Несколько секунд прошло в молчании.
— Аль карахо![5] — вдруг выругался командир и с досады со всей силы пнул росший рядом дикий нарцисс. — Профессор, я же все вам объяснил. Я действую в силу необходимости. Просто хочу вернуть своих бойцов домой.
«А он, оказывается, вовсе не чудовище, как я полагал, — подумал Пинсон. — Нет-нет, он не лишен человечности».
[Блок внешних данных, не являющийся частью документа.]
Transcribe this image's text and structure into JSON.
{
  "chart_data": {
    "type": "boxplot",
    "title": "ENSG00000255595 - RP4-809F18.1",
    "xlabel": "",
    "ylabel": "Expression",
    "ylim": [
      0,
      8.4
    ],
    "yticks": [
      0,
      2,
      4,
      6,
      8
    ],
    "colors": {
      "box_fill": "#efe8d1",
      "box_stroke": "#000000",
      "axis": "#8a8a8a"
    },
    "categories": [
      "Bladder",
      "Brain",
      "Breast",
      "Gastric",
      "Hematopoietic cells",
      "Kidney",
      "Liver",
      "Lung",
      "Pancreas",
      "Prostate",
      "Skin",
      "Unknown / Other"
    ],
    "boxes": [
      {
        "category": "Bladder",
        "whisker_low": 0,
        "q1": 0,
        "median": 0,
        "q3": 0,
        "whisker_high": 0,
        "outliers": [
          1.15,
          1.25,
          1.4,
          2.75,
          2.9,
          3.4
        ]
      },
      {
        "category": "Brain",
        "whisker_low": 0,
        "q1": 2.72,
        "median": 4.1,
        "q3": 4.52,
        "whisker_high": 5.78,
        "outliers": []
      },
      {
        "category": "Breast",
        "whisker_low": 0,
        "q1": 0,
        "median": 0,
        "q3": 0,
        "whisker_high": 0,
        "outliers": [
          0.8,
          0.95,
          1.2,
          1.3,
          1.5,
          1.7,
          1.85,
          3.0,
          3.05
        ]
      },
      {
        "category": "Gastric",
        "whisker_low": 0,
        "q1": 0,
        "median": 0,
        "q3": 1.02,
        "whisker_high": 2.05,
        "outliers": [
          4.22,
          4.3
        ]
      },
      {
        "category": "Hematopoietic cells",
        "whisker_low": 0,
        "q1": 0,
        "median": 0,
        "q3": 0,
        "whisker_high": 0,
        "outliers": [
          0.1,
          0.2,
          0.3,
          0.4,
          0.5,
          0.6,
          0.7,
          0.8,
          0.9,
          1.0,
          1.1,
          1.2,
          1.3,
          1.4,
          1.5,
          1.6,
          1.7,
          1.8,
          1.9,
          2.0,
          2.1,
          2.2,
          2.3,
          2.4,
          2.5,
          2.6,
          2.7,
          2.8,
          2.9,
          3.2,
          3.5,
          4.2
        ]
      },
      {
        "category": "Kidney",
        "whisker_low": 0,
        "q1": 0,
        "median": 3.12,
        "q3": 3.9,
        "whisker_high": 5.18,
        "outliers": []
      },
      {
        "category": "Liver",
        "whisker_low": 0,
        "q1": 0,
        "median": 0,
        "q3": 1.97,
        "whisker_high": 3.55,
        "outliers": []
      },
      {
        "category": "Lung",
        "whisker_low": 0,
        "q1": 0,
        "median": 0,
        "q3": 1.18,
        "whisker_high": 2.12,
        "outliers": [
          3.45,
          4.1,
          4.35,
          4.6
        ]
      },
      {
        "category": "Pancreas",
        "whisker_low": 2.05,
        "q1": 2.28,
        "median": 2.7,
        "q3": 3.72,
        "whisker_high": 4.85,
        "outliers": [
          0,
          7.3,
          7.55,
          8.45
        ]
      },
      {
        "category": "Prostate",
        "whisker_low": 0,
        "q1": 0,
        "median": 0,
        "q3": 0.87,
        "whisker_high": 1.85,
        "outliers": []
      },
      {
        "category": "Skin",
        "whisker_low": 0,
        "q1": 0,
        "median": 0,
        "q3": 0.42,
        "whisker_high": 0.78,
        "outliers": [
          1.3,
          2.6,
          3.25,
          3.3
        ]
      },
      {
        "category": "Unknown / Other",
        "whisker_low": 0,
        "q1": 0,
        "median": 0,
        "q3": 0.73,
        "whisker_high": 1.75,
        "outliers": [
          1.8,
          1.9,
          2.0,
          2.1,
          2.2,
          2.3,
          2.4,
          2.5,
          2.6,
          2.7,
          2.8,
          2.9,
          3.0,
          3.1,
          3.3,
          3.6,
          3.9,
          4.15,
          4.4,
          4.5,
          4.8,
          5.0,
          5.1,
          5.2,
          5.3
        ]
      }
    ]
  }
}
— Друг мой, мне показалось, я почувствовал в вашем голосе боль, — проникновенно произнес бывший министр, решив попробовать иной подход. — Я-то полагал, что вы безжалостный убийца, но, возможно, я ошибся. Мне кажется, я вас понимаю, сейчас вы готовы ухватиться за любую соломинку. Вы только хотите казаться жестоким. На самом деле, на мой взгляд, вы интеллигентный, цивилизованный человек, для которого словосочетание «честь офицера» не пустой звук. Я уверен — вам омерзительно то, на что вам приходится идти. Слушайте, может, мы сможем договориться? Помните, вы говорили о сотрудничестве? Я согласен и с радостью стану вашим заложником. Как вы сами говорите, моя жизнь не стоит и выеденного яйца. Быть может, я заслуживаю суда. Я готов нести ответственность за решения, которые принимал. Но прошу вас, пощадите моего внука и остальных. Так вы получите то, что хотите, но при этом на вашей совести не будет крови невинных.
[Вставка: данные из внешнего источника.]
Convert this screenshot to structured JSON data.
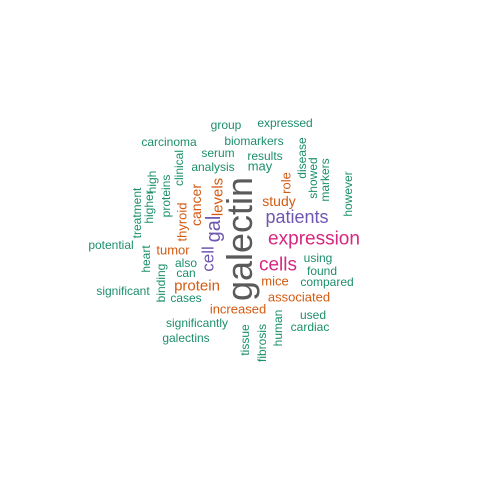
{
  "words": {
    "galectin": "galectin",
    "expression": "expression",
    "cells": "cells",
    "patients": "patients",
    "gal": "gal",
    "cell": "cell",
    "protein": "protein",
    "levels": "levels",
    "cancer": "cancer",
    "thyroid": "thyroid",
    "tumor": "tumor",
    "study": "study",
    "role": "role",
    "increased": "increased",
    "associated": "associated",
    "mice": "mice",
    "expressed": "expressed",
    "group": "group",
    "biomarkers": "biomarkers",
    "carcinoma": "carcinoma",
    "serum": "serum",
    "results": "results",
    "disease": "disease",
    "showed": "showed",
    "markers": "markers",
    "however": "however",
    "may": "may",
    "analysis": "analysis",
    "clinical": "clinical",
    "high": "high",
    "higher": "higher",
    "treatment": "treatment",
    "proteins": "proteins",
    "potential": "potential",
    "heart": "heart",
    "also": "also",
    "can": "can",
    "binding": "binding",
    "significant": "significant",
    "cases": "cases",
    "using": "using",
    "found": "found",
    "compared": "compared",
    "used": "used",
    "cardiac": "cardiac",
    "significantly": "significantly",
    "galectins": "galectins",
    "tissue": "tissue",
    "fibrosis": "fibrosis",
    "human": "human"
  }
}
К удивлению Пинсона, глаза усача полыхнули ненавистью.
— Вы меня не знаете, сеньор. Не надо считать, что я хоть чем-то похож на вас. Знаете, сколько я книг перелопатил? Я прочитал труды чуть ли не всех философов, которые когда-либо жили на земле, пока то, о чем мечтал, не отыскал в работах Маркса. И никакой я не интеллигент! Я обычный сельский учитель. И я не офицер! Я всего-навсего сержант. Просто сержант Огаррио, двадцать шестая рота Одиннадцатой дивизии Пятого корпуса. Номер партбилета «2575-Д». И офицера у нас тоже больше нет. Наш теньенте[6]погиб десять дней назад неподалеку от Гранады, когда мы минировали железнодорожный мост.
— Мне очень жаль, — немного растерянно произнес Пинсон.
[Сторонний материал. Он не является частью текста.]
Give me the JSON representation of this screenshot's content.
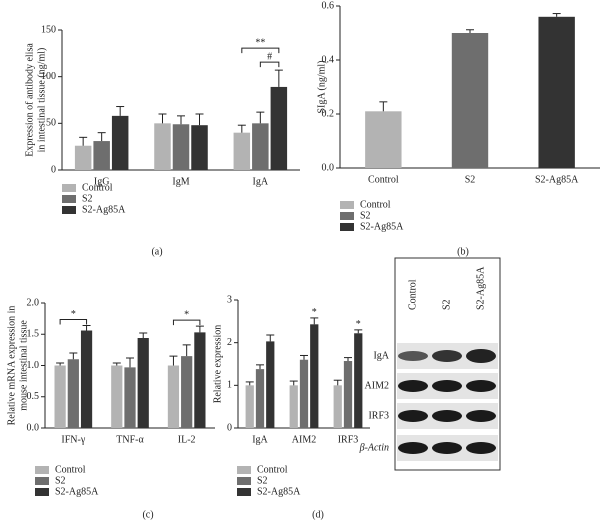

— Отчего же? — прищурился усатый. — Вы ведь не были с ним знакомы. Впрочем, возможно, вы сочли бы его гораздо более покладистым. Куда мне до него. Вот он был интеллигентным, цивилизованным человеком, достойным коммунистом — для офицера. Он происходил из благородных, но я все равно считал его своим другом. И при этом он был дурак дураком. На мосту стояло охранение. Он пощадил одного фашиста. Пацан, сопляк — ну как такого убьешь, жалко же. Вот какой у нас великодушный командир. Был. Сама человечность. А пацан, которого командир пожалел, гранату в кармане прятал. Чеку выдернул, под ноги кинул и бежать. Чтобы спасти наши жизни, теньенте бросился на гранату и закрыл ее своим телом. Пацан, как вы понимаете, далеко не убежал. У моих ребят тоже гранаты водятся. Поймали этого пацана, сунули ему лимонку в штаны и сбросили с моста. А потом я всадил пулю в голову нашего теньенте — моего друга. Максимум, что мы могли для него сделать. Единственно возможный в тех обстоятельствах акт милосердия. Он никак не мог умереть, притом что его кишки взрывом разметало по шпалам. Я оставался рядом с его телом, пока не пришел поезд. Тоже своего рода дань уважения. Когда я подорвал мост, командир, пусть и мертвый, был рядом со мной. Он бы обрадовался, узнав, что мы отомстили за него врагу. Увы, дело происходило в воскресенье, и в поезде, кроме солдат, ехали еще и крестьяне из окрестных деревень. Везли животинку на рынок. А мы их всех — вместе с поездом и солдатами — на дно ущелья. А ведь в поезде были женщины. И дети. А потом мы покидали в ущелье и наших погибших. В том числе и теньенте. А что еще прикажете делать с трупами? Так что не рассказывайте мне про интеллигентность, цивилизованность и ваши буржуазные ценности. Они не имеют для меня никакого значения.